As with the Rhodesia venture, Sobers displayed a certain lack of worldliness by failing to realise or acknowledge that the cash for cricket in his homeland only materialised because Stanford had swindled people out of their savings.

He also trod a minefield when he became one of the first cricketers to appreciate his true value. Perhaps still conscious of his poverty-stricken upbringing, he at first declined to accept a West Indies invitation to tour England in 1963 as he regarded the £800 fee as inferior to what he could earn in league cricket.

He changed his mind only after intervention from such cricket luminaries as Don Bradman, Frank Worrell and Richie Benaud, who pointed out his absence and the reason behind it would irritate administrators and fans for the rest of his career. The next year, Sobers became West Indies captain.

When Sobers loped to the wicket with his deceptively lazy gait, shirt collar raised and bat in left hand, bars emptied of spectators who knew they were in for a treat.

Some say you should never meet your heroes because they will always be a disappointment. Not this time. After watching Sobers several times, my big moment came when in retirement, he accepted a managerial position with Sri Lanka for a limited-overs World Cup in England.

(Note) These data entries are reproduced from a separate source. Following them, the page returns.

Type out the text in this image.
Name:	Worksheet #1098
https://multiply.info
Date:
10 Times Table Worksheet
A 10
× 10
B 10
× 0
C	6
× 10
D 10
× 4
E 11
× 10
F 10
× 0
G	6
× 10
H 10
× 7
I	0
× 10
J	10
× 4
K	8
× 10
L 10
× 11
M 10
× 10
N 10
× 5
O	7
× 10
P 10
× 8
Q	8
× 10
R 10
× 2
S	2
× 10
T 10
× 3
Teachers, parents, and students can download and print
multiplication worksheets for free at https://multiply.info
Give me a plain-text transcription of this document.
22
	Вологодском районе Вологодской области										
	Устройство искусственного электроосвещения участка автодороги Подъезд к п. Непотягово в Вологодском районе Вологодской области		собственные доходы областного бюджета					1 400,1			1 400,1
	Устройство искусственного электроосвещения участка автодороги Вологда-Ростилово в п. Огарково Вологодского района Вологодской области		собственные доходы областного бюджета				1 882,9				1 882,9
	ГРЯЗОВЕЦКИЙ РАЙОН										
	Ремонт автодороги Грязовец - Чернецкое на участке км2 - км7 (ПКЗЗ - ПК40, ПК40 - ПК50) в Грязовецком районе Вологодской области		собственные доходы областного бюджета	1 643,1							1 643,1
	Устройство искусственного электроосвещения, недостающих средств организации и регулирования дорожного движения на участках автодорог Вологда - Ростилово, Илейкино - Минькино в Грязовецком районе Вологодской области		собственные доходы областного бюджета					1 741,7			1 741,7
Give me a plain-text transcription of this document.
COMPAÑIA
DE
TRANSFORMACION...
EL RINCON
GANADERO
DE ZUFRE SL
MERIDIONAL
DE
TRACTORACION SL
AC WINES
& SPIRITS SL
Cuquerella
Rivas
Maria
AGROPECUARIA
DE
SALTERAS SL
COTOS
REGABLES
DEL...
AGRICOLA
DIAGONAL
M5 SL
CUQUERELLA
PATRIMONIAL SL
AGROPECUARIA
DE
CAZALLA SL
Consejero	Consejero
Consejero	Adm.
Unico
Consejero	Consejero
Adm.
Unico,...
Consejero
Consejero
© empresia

I was assigned to cover England v Sri Lanka at Taunton and found Sobers to be considerate, patient and helpful to the gaggle of journalists who demanded pre-match interviews. He assembled us in mid-pitch for a press conference, which developed into a chat as he showed no sign of wanting to hurry away.

Yes, Sobers was being paid, but he could have cut the session short and made off in half the time.

As Dennis Lillee once said: “If there was a superman of cricket, it was Garry Sobers.”

A true superhero indeed.

‘Maestro: A Portrait of Garry Sobers, Cricket’s Greatest All-Rounder’, by David Tossell, is published by Pitch Publishing, price £30.00.